D’après le département de l’agriculture «le projet se concentrera sur trois questions clés qui sont d’ordre à permettre à la vallée du Souss de réaliser ses objectifs de développement en dépit des changements climatiques, tout en s’alignant sur la contribution déterminée nationale et le plan national de l’eau du Maroc. Il s’agit des questions relatives à l’amélioration de l’approvisionnement en eau, l’économie d’eau souterraine, et  la cogestion des bassins versants et le renforcement des capacités en matière de pratiques agricoles durables».

Et d’ajouter que «le projet mettra en œuvre des actions visant le renforcement de l’efficacité du système gestion de l’irrigation en l’occurrence l’instauration de systèmes innovants pour réduire la pression sur les eaux souterraines, la protection des bassins hydrographiques et une meilleure gestion des eaux souterraines, la mise en place de nouveaux réseaux d’irrigation collective et l’installation de système d’irrigation localisée à la parcelle pour les agriculteurs. D’autres actions sont également incluses dans le projet pour soutenir et renforcer la capacité des agriculteurs et des institutions locales en matière d’adoption de pratiques agricoles durables».

En effet, les régions du sud du Maroc sont particulièrement les plus exposées aux effets du changement climatique.

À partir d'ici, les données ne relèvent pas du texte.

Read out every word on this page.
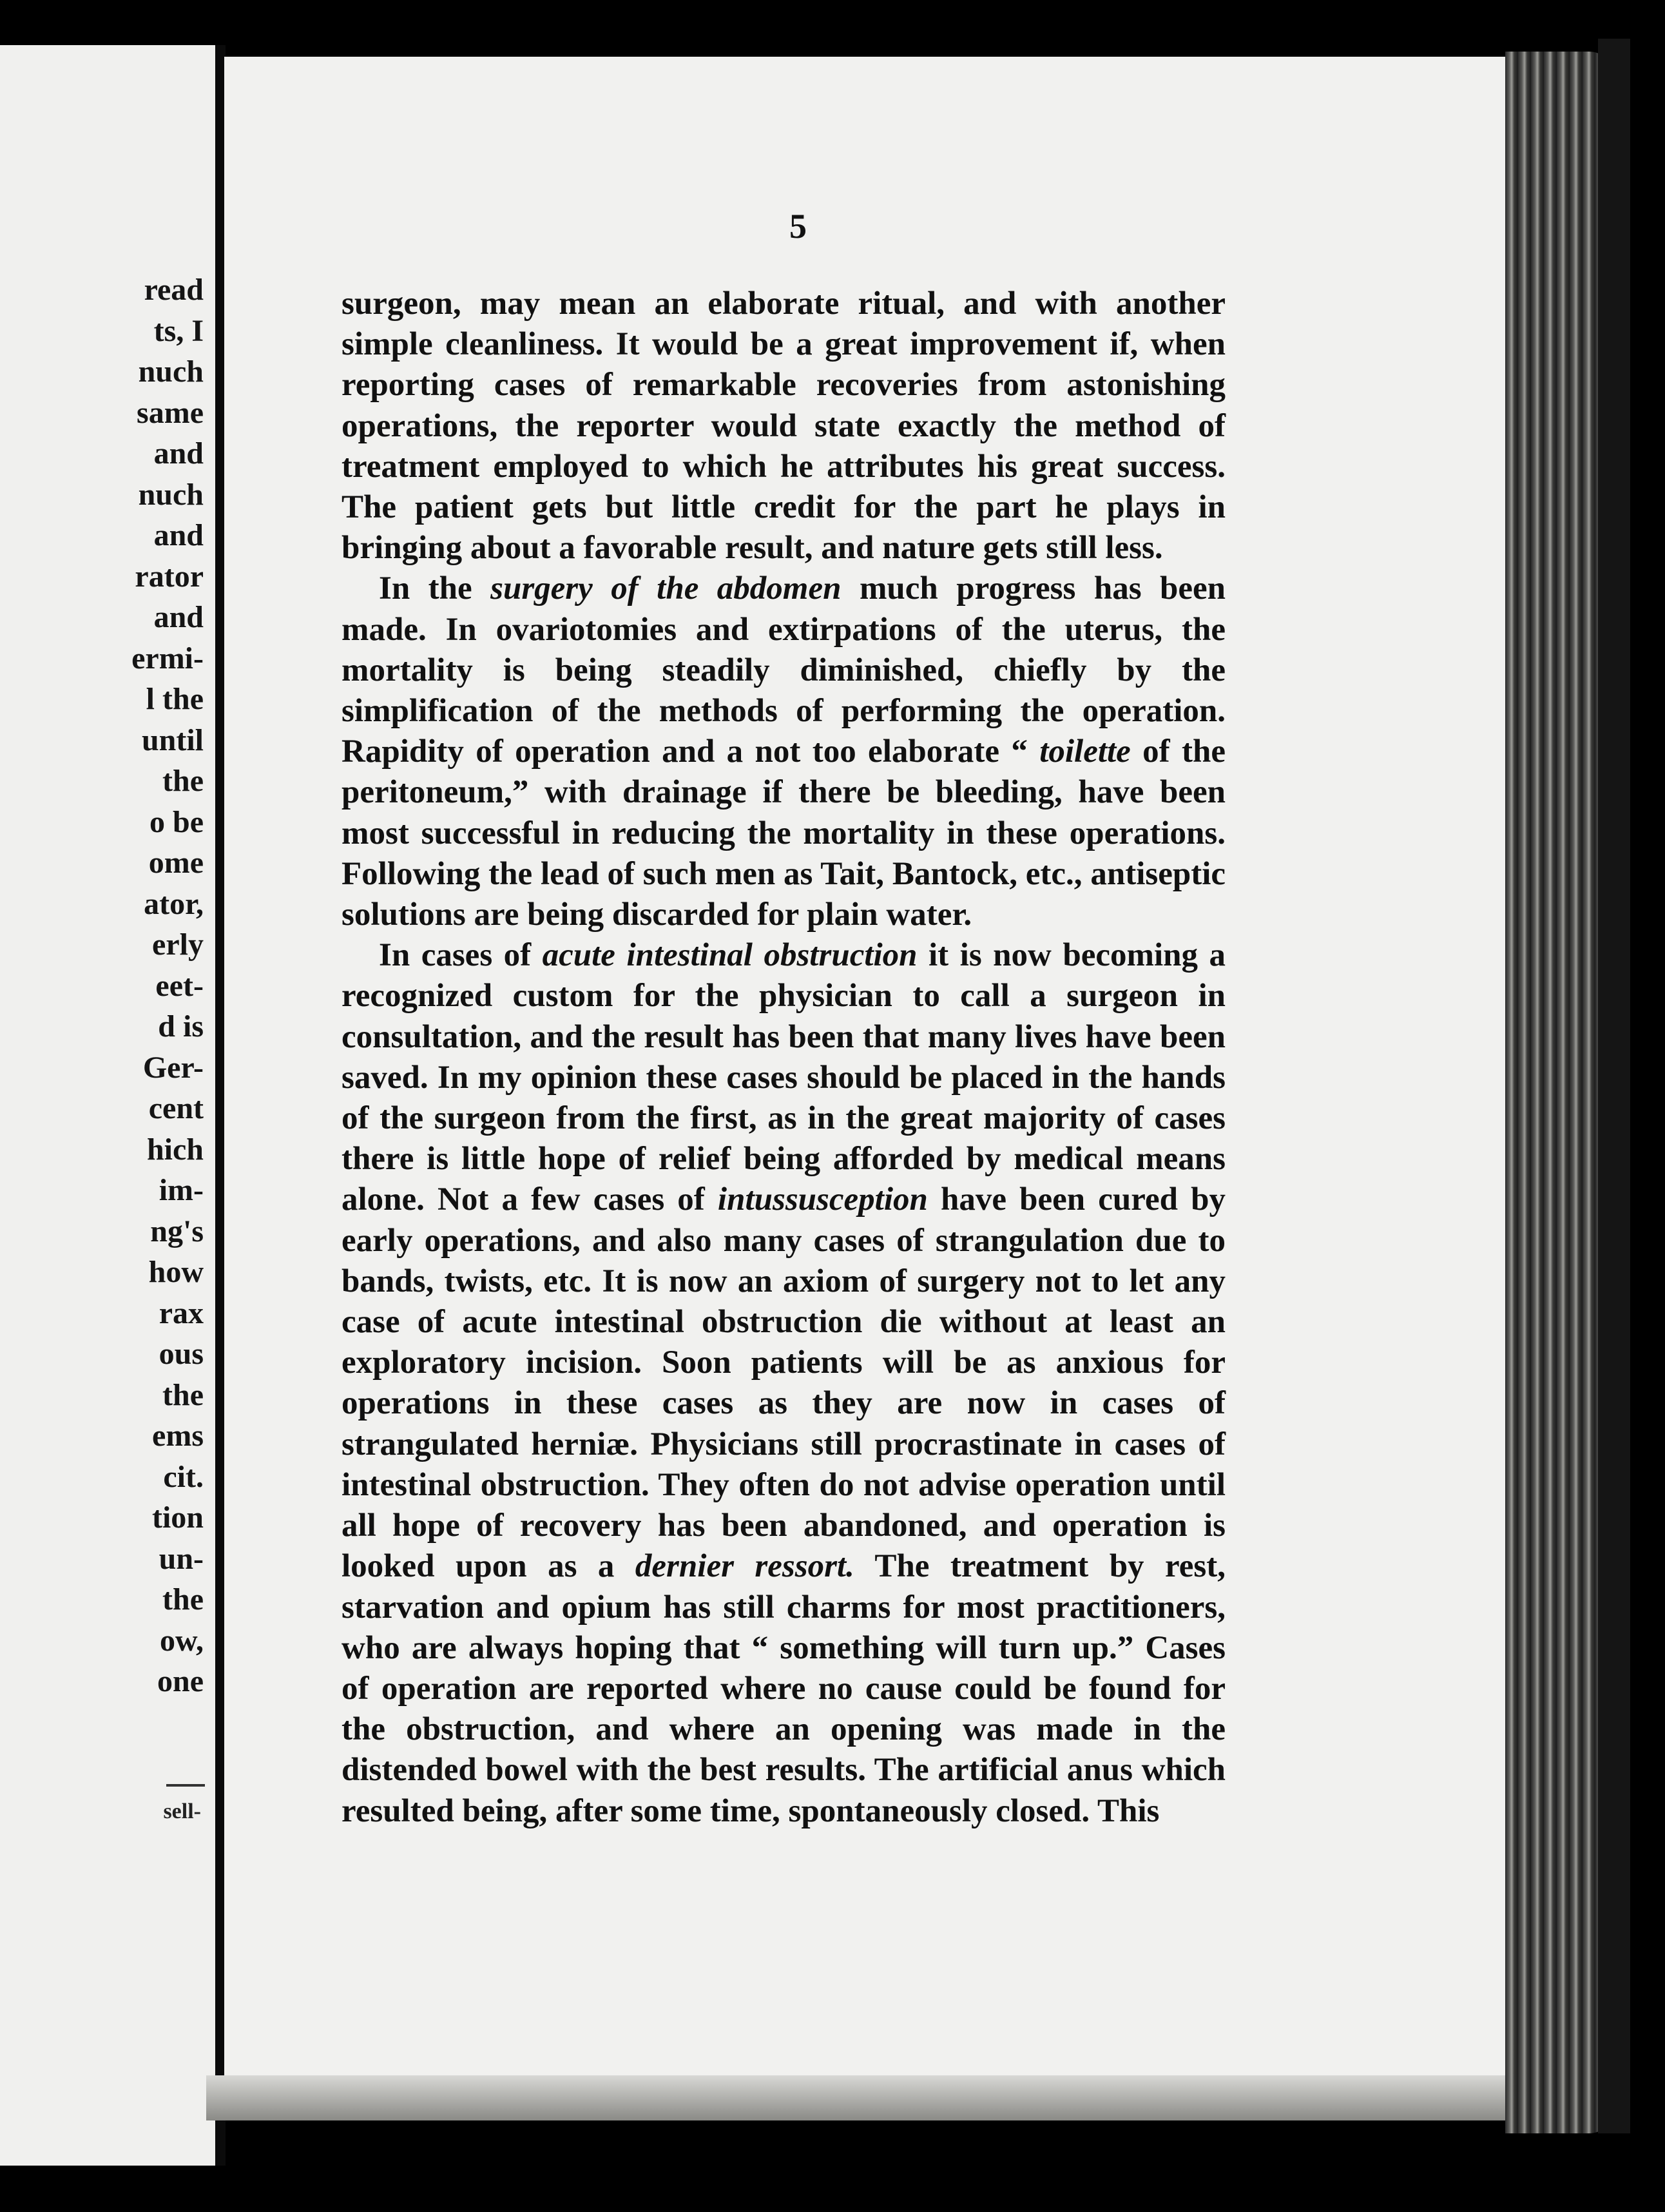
read
ts, I
nuch
same
and
nuch
and
rator
and
ermi-
l the
until
the
o be
ome
ator,
erly
eet-
d is
Ger-
cent
hich
im-
ng's
how
rax
ous
the
ems
cit.
tion
un-
the
ow,
one
sell-
5

surgeon, may mean an elaborate ritual, and with another simple cleanliness. It would be a great improvement if, when reporting cases of remarkable recoveries from astonishing operations, the reporter would state exactly the method of treatment employed to which he attributes his great success. The patient gets but little credit for the part he plays in bringing about a favorable result, and nature gets still less.

In the surgery of the abdomen much progress has been made. In ovariotomies and extirpations of the uterus, the mortality is being steadily diminished, chiefly by the simplification of the methods of performing the operation. Rapidity of operation and a not too elaborate “ toilette of the peritoneum,” with drainage if there be bleeding, have been most successful in reducing the mortality in these operations. Following the lead of such men as Tait, Bantock, etc., antiseptic solutions are being discarded for plain water.

In cases of acute intestinal obstruction it is now becoming a recognized custom for the physician to call a surgeon in consultation, and the result has been that many lives have been saved. In my opinion these cases should be placed in the hands of the surgeon from the first, as in the great majority of cases there is little hope of relief being afforded by medical means alone. Not a few cases of intussusception have been cured by early operations, and also many cases of strangulation due to bands, twists, etc. It is now an axiom of surgery not to let any case of acute intestinal obstruction die without at least an exploratory incision. Soon patients will be as anxious for operations in these cases as they are now in cases of strangulated herniæ. Physicians still procrastinate in cases of intestinal obstruction. They often do not advise operation until all hope of recovery has been abandoned, and operation is looked upon as a dernier ressort. The treatment by rest, starvation and opium has still charms for most practitioners, who are always hoping that “ something will turn up.” Cases of operation are reported where no cause could be found for the obstruction, and where an opening was made in the distended bowel with the best results. The artificial anus which resulted being, after some time, spontaneously closed. This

Dans ces zones où se situe la vallée du Souss, l’activité agricole, l’irrégularité des précipitations avec une sécheresse de plus en plus récurrente conduisent à une augmentation de la demande en eau agricole alors que l’offre y est limitée. La demande en eau agricole y est estimée a 994 mm3).

Or, la politique de mobilisation des ressources superficielles avec 6 grands barrages n’a permis de disposer que d’une capacité de régularisation totale comprise entre 345 et 364 mm3. Dans le même temps, les capacités des nappes du Souss et du Massa, pour leur exploitation durable, ne dépassent pas en moyenne 318 et 41 mm3, respectivement. Il en résulte un déséquilibre entre l’offre et la demande en eau agricole qui se traduit par une surexploitation des ressources souterraines et un déstockage annuel des nappes compris entre 100 et 350 mm3/an.